Most fans NBA observers have not heard of Nicolas Batum. But the 23-year-old swingman has been the focus of the desires of his old team, the Portland Trail Blazers, and his potential new team, the Minnesota Timberwolves, in a contentious battle for his services.
Each club is enamored with his talent as a diverse, 6-foot-8 shooter and outstanding perimeter defender. The T’Wolves signed Batum to a four-year, $46-million offer sheet that could go up to $50 million is certain incentives are met
The contract is a significant one for a player who has averaged 10.2 points and 3.9 rebounds in his first three NBA seasons.
Portland has three days to match the offer.
Minnesota president David Kahn and coach Rick Adelman said Batum is ideal for their more open offensive system and can grow alongside rising young stars Kevin Love and Ricky Rubio.
”We’re not in control of the situation,” Kahn said. ”I’m more of a glass-half-full person.

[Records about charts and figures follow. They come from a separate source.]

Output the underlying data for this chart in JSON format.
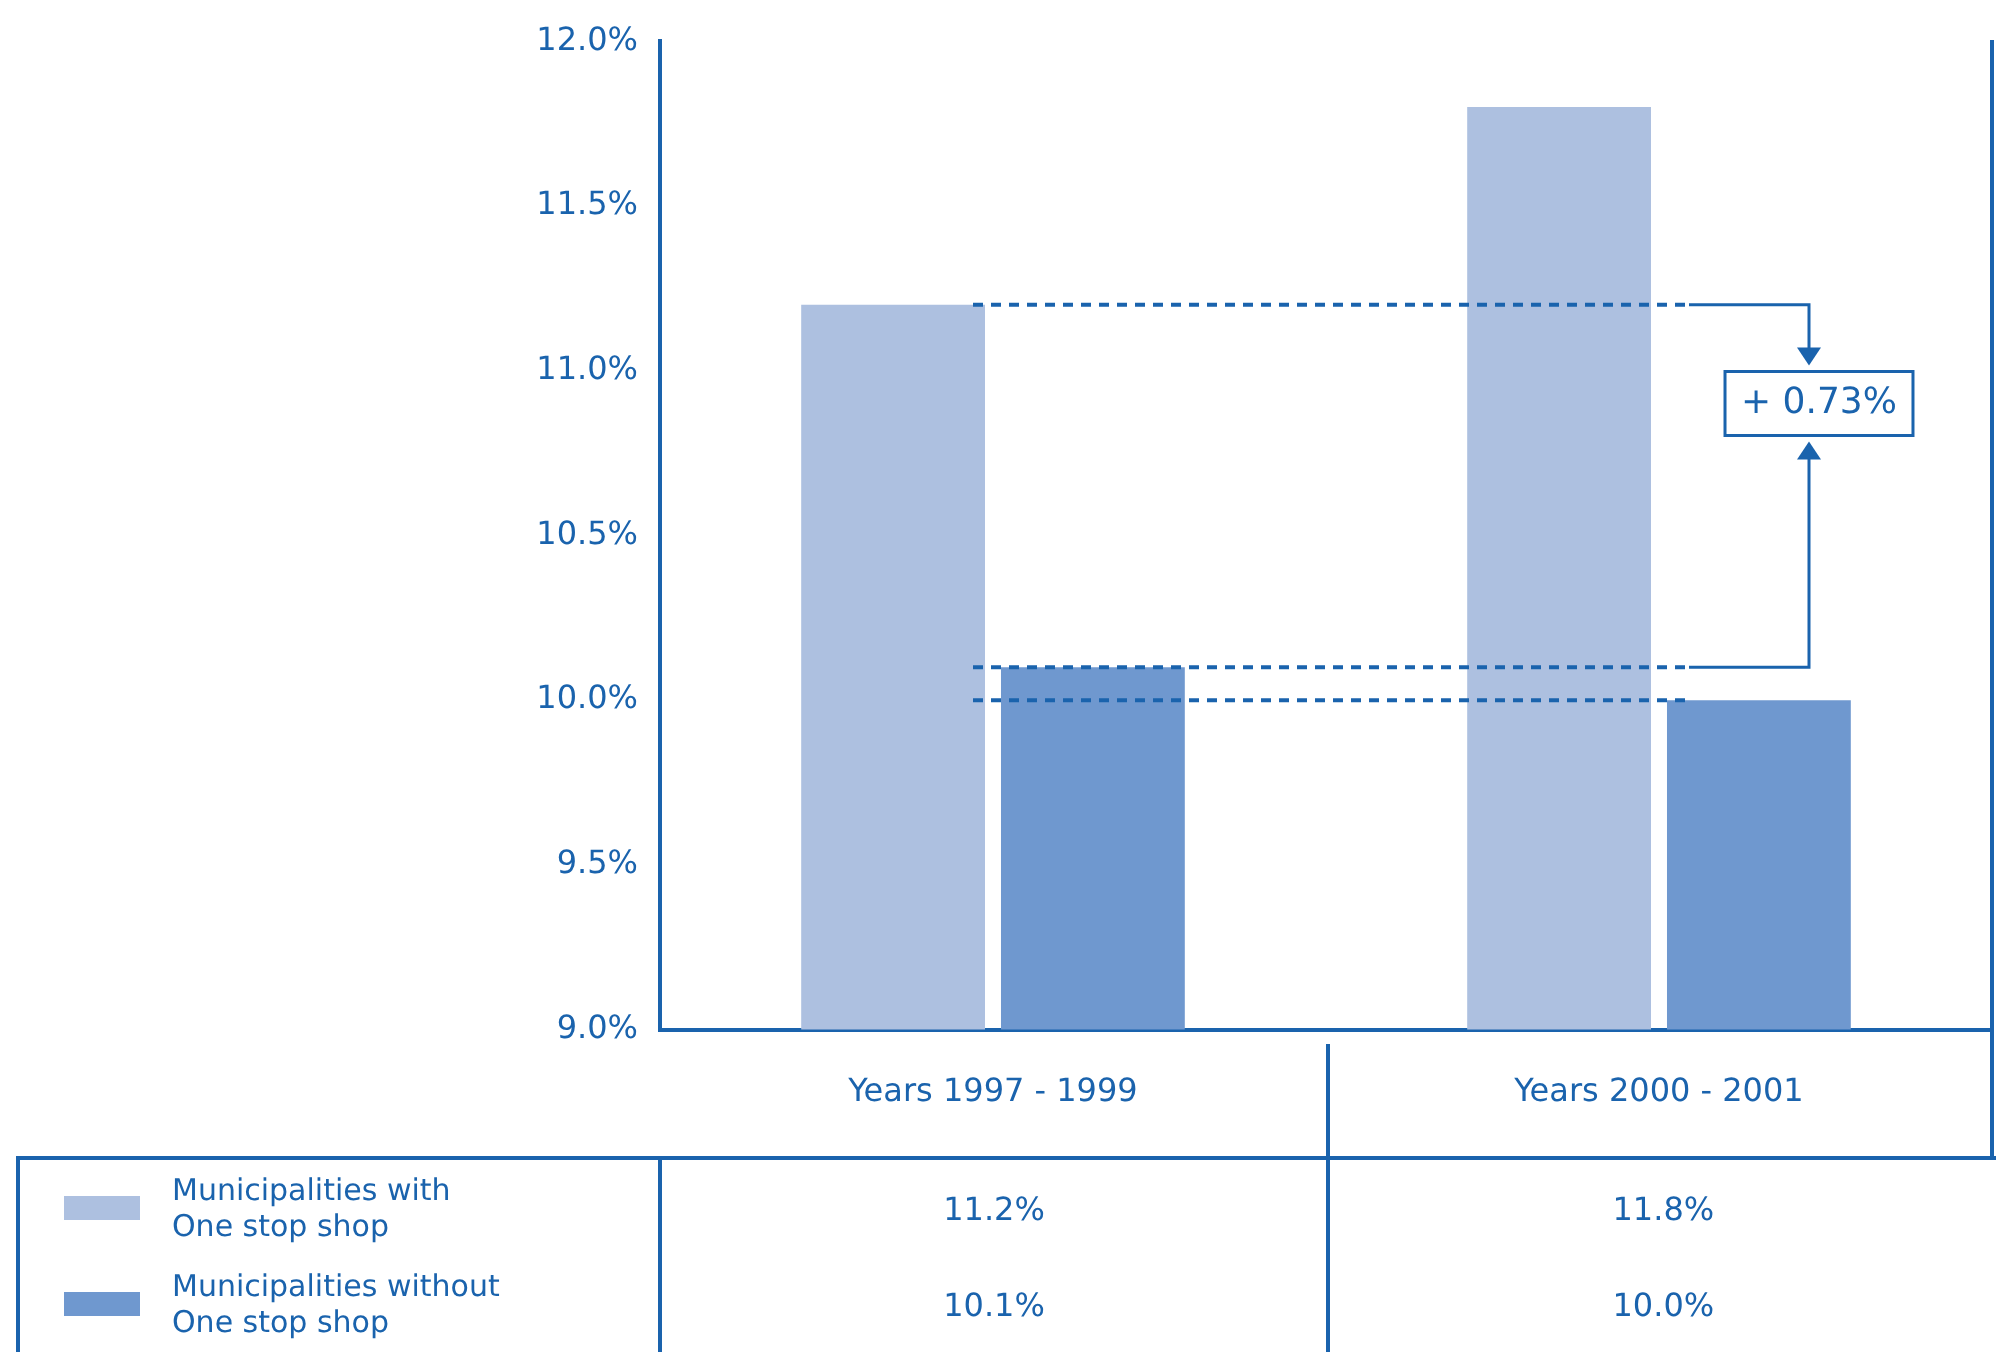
{
  "chart_data": {
    "type": "bar",
    "categories": [
      "Years 1997 - 1999",
      "Years 2000 - 2001"
    ],
    "series": [
      {
        "name": "Municipalities with One stop shop",
        "color": "#adc0e0",
        "values": [
          11.2,
          11.8
        ],
        "value_labels": [
          "11.2%",
          "11.8%"
        ]
      },
      {
        "name": "Municipalities without One stop shop",
        "color": "#6f98cf",
        "values": [
          10.1,
          10.0
        ],
        "value_labels": [
          "10.1%",
          "10.0%"
        ]
      }
    ],
    "ylim": [
      9,
      12
    ],
    "yticks": [
      {
        "value": 9,
        "label": "9.0%"
      },
      {
        "value": 9.5,
        "label": "9.5%"
      },
      {
        "value": 10,
        "label": "10.0%"
      },
      {
        "value": 10.5,
        "label": "10.5%"
      },
      {
        "value": 11,
        "label": "11.0%"
      },
      {
        "value": 11.5,
        "label": "11.5%"
      },
      {
        "value": 12,
        "label": "12.0%"
      }
    ],
    "ref_lines": [
      {
        "axis": "y",
        "value": 11.2,
        "line_style": "dashed",
        "color": "#1a63ad"
      },
      {
        "axis": "y",
        "value": 10.1,
        "line_style": "dashed",
        "color": "#1a63ad"
      },
      {
        "axis": "y",
        "value": 10.0,
        "line_style": "dashed",
        "color": "#1a63ad"
      }
    ],
    "annotations": [
      {
        "text": "+ 0.73%",
        "x": "Years 2000 - 2001",
        "y": 10.9
      }
    ],
    "legend": "bottom"
  }
}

You hope for the best and prepare for the worst. We’re prepared for every option.”
One would be hard pressed to find an option that hasn’t been considered while these two teams have gone back and forth over the last week.

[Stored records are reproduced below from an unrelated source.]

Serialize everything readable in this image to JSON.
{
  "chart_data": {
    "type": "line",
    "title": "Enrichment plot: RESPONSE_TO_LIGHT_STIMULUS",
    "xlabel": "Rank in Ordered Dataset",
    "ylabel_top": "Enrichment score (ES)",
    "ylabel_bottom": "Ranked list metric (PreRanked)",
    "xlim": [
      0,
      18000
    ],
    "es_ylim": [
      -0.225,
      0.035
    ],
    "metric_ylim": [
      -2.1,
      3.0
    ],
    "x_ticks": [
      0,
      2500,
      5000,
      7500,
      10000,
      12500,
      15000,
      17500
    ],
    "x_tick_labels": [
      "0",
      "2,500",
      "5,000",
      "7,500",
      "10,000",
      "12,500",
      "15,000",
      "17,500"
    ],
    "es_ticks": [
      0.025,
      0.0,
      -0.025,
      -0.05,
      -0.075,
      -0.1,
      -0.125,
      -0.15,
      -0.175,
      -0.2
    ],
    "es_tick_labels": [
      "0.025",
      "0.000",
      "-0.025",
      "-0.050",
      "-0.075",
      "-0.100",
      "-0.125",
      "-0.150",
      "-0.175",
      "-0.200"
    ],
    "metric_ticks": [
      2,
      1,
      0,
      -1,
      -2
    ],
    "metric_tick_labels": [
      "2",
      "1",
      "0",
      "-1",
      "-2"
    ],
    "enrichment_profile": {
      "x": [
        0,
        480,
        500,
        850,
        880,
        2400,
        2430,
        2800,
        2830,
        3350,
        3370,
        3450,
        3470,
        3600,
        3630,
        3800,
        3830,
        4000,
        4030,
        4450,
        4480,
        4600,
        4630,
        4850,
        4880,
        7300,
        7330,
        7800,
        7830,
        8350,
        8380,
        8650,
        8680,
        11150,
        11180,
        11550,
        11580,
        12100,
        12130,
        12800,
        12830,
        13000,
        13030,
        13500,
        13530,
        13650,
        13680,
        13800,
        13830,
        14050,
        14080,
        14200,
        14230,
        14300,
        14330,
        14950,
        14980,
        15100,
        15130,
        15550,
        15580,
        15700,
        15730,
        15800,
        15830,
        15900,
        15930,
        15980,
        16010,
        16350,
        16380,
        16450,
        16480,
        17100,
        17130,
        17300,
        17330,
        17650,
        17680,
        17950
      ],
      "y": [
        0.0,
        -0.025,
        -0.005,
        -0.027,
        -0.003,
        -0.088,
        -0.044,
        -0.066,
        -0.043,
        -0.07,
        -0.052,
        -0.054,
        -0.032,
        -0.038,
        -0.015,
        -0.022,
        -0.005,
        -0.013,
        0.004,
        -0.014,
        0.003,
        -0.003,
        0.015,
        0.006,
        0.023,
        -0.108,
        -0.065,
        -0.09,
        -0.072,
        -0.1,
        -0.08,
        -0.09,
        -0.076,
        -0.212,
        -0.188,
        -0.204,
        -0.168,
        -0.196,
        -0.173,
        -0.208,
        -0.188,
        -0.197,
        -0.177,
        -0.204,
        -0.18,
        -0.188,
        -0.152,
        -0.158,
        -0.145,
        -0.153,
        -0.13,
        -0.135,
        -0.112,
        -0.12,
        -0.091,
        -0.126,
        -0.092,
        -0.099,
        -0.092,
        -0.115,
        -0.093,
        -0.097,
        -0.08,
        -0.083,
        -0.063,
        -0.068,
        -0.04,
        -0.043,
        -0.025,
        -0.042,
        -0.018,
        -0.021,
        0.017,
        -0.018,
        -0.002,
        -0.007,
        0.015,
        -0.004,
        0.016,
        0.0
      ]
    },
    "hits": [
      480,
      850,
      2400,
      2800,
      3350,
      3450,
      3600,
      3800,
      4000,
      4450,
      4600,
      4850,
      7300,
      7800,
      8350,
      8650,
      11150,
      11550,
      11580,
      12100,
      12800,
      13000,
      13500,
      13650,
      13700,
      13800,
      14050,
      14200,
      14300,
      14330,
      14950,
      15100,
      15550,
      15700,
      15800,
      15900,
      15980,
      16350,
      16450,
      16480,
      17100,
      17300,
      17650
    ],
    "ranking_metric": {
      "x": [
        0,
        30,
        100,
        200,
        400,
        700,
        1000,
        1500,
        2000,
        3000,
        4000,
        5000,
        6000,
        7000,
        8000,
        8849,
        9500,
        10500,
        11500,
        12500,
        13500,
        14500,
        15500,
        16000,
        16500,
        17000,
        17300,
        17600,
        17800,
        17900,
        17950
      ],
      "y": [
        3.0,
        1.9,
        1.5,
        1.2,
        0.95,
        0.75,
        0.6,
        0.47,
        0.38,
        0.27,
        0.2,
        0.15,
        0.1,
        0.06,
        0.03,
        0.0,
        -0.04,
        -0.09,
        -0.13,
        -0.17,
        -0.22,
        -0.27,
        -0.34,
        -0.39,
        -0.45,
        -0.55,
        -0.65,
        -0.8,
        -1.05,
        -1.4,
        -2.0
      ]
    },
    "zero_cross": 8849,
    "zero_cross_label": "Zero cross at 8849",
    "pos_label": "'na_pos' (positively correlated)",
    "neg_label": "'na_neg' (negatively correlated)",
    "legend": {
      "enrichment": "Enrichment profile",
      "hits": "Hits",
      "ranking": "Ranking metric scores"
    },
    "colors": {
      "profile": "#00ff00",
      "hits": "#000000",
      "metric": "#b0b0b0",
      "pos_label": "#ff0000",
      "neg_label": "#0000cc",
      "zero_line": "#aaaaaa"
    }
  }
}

The Wolves hosted Batum in the Twin Cities for a visit last week and he was impressed with what he heard. Agent Bouna Ndiaye said that his client was unhappy with how he was being used in Portland and would much prefer to play under Adelman and alongside Love and Rubio in Minnesota. They agreed to terms on an offer July 6, and spent the last 10 days trying to negotiate a sign-and-trade deal with the Blazers to make it happen.
But Olshey has been adamant that the Blazers would match any offer and were not interested in the assets the Wolves had to peddle in trade.

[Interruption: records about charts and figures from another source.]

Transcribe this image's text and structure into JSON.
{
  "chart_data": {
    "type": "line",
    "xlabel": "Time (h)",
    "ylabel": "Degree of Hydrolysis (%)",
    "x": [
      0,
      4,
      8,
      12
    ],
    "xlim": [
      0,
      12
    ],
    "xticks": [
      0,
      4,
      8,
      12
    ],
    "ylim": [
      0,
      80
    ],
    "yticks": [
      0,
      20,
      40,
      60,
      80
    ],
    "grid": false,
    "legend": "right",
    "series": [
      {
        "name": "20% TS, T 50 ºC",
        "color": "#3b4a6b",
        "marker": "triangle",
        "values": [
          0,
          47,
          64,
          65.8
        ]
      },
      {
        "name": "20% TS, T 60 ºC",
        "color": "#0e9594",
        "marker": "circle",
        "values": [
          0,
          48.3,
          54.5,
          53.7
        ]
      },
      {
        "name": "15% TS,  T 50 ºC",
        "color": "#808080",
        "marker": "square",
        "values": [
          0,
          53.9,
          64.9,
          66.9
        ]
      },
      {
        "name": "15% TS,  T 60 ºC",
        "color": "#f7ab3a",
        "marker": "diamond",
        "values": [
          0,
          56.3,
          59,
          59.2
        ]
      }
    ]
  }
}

The process had several stops and starts, with Wolves owner Glen Taylor saying on Thursday the team planned ”to call their bluff” and submit the offer sheet after being unwilling to part with Derrick Williams or Nikola Pekovic to get the deal done. But league rules forced the Wolves to wait until swingman Martell Webster, who was bought out on Friday, cleared waivers to create enough cap room for the deal to fit on the Wolves’ books.